Compare and contrast with ~1 TFLOP ~$7,000 Xeon CPUs.
I have brought this up with multiple Intel engineers and for the most part they nod and agree. Then they tell me that there's no way Intel would ever start doing things like NVIDIA does here. And then I nod and tell them why I continue to bet on NVIDIA for the immediate future, sigh...
There's a joke that says those that hate Windows use Linux, and those that love unix use BSD.
I think this recent open source push by microsoft is depending on the truth of that statement. I think they're working under the assumption that the recent push of developers using Linux has more to do with those developers wanting to use a superior open source environment than preferring Unix/Linux as an operating system.
All of their open source stuff is really easy to use, IFF you're also using all their other open source software and Visual Studio.
If you're the type of developer who is only using Linux because it has the least path of resistance to using open source libraries and software, they're making good progress towards getting you back into a microsoft ecosystem.
If you're the type of developer who likes the free software philosophy, they're not trying to grab you, because they feel that's not a sizable portion of the people using Linux.
I don't like Windows because I find it awkward to use, and the UI changes between major releases seem mostly gratuitous. I don't really hate it on general principles, i.e. because it's not free/open.
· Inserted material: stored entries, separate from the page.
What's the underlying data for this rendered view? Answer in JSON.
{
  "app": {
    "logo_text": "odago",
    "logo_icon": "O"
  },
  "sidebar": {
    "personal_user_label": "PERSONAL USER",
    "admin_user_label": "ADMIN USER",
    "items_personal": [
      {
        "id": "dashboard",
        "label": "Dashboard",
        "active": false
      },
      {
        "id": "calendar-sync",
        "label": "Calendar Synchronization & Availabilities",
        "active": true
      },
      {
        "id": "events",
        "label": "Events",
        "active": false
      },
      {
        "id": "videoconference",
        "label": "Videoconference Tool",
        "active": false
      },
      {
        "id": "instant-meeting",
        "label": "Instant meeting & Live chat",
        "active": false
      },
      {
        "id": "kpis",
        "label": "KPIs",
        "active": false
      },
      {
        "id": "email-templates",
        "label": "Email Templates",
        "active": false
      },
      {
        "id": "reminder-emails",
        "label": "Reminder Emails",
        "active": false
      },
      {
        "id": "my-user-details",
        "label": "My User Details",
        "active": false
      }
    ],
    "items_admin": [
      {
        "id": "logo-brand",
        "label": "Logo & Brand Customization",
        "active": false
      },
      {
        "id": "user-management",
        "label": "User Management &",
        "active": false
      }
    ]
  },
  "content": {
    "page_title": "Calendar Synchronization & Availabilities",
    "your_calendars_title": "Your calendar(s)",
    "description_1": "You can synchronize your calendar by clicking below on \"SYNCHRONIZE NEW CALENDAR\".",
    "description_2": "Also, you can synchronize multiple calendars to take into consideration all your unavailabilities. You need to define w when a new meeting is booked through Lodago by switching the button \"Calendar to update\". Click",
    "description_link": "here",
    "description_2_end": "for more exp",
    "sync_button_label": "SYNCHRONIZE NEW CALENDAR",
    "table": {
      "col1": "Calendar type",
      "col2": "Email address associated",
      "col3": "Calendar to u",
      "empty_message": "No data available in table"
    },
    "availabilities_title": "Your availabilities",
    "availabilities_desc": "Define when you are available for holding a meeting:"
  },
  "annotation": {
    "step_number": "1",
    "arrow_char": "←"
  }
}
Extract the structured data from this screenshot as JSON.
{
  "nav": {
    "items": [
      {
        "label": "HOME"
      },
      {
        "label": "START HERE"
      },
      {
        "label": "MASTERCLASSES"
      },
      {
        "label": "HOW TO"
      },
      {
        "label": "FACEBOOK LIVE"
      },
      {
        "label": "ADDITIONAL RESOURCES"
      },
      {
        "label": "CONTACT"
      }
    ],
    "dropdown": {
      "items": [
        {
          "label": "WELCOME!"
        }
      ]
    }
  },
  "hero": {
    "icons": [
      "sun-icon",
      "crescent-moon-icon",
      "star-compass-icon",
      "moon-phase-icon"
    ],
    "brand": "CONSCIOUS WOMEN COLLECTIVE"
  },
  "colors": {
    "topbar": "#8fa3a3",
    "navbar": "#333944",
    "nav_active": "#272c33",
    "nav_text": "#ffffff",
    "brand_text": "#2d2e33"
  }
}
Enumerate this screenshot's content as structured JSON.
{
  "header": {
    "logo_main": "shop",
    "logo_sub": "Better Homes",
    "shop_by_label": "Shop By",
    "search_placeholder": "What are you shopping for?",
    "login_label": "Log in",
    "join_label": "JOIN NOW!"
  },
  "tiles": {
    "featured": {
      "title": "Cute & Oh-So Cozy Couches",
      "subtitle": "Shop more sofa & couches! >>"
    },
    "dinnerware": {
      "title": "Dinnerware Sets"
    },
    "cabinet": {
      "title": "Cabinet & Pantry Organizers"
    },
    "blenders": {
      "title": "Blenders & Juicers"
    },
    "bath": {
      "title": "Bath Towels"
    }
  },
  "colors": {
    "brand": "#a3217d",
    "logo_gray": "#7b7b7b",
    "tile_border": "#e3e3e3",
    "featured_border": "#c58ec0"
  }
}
I'm a bit surprised they decided on a CAFFE-like declarative language for specifying neural net architectures[1], instead of offering high-level software components that enable easy composition right from within a scripting language, e.g., like Python in TensorFlow's case.[2]
Is there anyone from the Microsoft team here that can explain this decision?
This is great news - I was looking at Tensorflow the other day, but on Windows / OSX it doesn't take advantage of my GPUs. For my desktop I was stuck as my new 3440x1440 monitor doesn't, for the time being, work with Xorg's intel driver.
What gfx card are you using? If nvidia, you should install nvidia's proprietary drivers for linux -- it would be very surprising to me if they didn't support your monitor's resolution.
Yes it looks like they have architected for low communication overhead and true parallelization when you have multiple GPUs. 1:4 gives 1:2 on Torch and Caffe, and 1:4 = 1:4 on CNTK.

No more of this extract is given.